Project description:Introduction:The emergency department (ED) presents a challenging task-management environment to emergency medicine (EM) trainees. However, equipping residents with a tool to improve task switching (generically known as multitasking) could have positive impacts on patient care and physician emotional state. We designed a task-management tool and educational curriculum with the goal of improving emergency medicine resident task-switching ability. Methods:The task-management tool uses the acronym SPRINT: (1) stabilize critical patients, (2) perform procedures, (3) rack (see new patients in the chart rack), (4) in or out (reassess and disposition), (5) type it up (chart completion). These tasks and their order were decided on by two seasoned clinicians based on their years of experience in the ED. The SPRINT tool was taught to EM residents through a 1-hour curriculum consisting of an introductory video, a classroom-based workshop with multimedia didactics, and team learning with a card game simulating the use of the SPRINT tool on a shift.
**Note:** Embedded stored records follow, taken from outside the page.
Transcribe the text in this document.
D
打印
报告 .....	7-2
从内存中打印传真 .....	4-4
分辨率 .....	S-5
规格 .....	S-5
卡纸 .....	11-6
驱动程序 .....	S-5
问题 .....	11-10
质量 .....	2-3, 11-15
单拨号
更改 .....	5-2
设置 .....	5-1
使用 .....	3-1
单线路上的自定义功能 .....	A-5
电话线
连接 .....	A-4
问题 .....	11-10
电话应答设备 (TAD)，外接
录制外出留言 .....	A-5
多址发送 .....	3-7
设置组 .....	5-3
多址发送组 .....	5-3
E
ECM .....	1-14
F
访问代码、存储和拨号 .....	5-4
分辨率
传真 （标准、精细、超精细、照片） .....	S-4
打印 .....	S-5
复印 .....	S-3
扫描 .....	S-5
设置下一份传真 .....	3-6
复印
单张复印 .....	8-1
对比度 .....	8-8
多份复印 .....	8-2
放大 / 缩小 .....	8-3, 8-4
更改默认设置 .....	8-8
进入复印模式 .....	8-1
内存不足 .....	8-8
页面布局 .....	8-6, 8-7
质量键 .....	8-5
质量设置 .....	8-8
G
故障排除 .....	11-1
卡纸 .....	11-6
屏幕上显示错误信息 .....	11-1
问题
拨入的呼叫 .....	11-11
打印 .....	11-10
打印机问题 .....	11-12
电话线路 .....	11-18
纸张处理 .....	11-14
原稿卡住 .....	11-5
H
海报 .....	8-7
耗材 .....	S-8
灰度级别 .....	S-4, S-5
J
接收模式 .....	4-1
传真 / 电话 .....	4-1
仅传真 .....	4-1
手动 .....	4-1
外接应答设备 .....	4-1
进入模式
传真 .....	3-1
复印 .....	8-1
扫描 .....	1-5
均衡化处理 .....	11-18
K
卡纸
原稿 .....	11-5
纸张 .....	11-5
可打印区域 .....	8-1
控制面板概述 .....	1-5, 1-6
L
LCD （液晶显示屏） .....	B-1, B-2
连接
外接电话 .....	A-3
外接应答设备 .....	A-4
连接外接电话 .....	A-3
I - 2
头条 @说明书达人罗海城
Residents were surveyed to evaluate their task-management confidence and perceived effectiveness of the curriculum. Results:A total of 34 EM residents participated in this training on the SPRINT tool. There was an improvement in resident confidence in task management, and residents reporting having a strategy for task prioritization 8 weeks after the workshop. Discussion:The SPRINT curriculum provides EM residents with a tool to manage the complex task-management environment of the ED. Further research in task-management education should focus on patient-oriented outcomes among physicians who have received this training.